Com discurso amoroso, podemos incentivar os nossos amigos a iniciar na prática, para abraçar o seu sofrimento, olhar profundamente na natureza do sofrimento e começar o trabalho de transformação e cura.



Pergunta: Tenho tentado praticar a fala e escuta amorosa no trabalho, mas meus colegas respondem com muito cinismo.



Thay: Paciência é parte da compaixão. Quando somos verdadeiramente compassivos, temos a capacidade de esperar e de sermos pacientes. As pessoas respondem com cinismo e suspeita porque encontraram situações negativas no passado. Elas não acreditam facilmente. Não receberam amor e entendimento suficientes. Suspeitam que o que temos a oferecer a eles não sejam amor e compaixão autênticos. Mesmo se realmente temos amor e entendimento a oferecer, eles ainda assim têm suspeitas.

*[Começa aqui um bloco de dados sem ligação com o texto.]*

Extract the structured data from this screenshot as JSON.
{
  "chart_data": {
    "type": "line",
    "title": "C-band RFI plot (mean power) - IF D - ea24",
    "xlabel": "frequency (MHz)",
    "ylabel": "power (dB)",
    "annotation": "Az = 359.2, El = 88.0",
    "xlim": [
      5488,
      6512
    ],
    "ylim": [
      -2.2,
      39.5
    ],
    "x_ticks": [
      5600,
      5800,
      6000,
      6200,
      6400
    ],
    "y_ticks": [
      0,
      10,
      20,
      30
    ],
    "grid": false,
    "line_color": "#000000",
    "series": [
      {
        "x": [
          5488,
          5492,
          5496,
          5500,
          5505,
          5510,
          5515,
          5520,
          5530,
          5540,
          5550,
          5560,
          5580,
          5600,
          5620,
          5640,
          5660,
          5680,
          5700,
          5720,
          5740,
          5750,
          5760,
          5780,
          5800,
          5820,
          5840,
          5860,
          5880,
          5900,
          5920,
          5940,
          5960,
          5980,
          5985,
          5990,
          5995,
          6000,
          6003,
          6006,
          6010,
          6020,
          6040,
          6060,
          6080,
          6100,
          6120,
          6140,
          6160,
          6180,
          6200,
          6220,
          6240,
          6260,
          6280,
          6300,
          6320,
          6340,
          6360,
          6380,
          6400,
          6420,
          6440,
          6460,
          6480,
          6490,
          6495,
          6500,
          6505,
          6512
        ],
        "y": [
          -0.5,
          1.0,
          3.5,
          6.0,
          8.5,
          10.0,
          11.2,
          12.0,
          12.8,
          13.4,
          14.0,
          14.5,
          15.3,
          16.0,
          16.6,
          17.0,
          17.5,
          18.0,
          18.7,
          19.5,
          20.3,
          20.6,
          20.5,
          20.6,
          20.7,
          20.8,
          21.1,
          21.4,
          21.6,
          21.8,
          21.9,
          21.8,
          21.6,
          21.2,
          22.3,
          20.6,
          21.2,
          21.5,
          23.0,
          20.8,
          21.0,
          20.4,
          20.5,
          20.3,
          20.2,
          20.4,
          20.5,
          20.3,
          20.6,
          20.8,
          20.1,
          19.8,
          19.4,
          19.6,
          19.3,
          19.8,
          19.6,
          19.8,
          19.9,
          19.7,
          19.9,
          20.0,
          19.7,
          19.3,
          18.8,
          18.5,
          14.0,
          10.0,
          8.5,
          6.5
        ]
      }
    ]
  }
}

Há muitos jovens que não receberam entendimento e amor das suas famílias, pais, professores ou da sociedade. Eles não vêem nada bonito, verdadeiro ou bom. Eles vagam a procura de algo em que acreditar. Eles são como fantasmas famintos. Na tradição budista, descrevemos fantasmas famintos tendo uma barriga grande e uma garganta muito fina, fina como uma agulha. Eles têm muita fome, mas sua habilidade de engolir comida é limitada. Fantasmas famintos são famintos por amor e entendimento, mas sua capacidade de receber é pequena. Você tem que ajudar a trazer o tamanho de sua garganta de volta para o normal antes que eles possam digerir a comida que você oferece.



Isto requer a prática da paciência, contínua bondade amorosa e entendimento. Leva tempo para ganhar a confiança deles. Enquanto isso você não pode ajudá-los. Mesmo quando encarando o cinismo e a suspeita, você tem que continuar com sua prática. Você tem que ser paciente.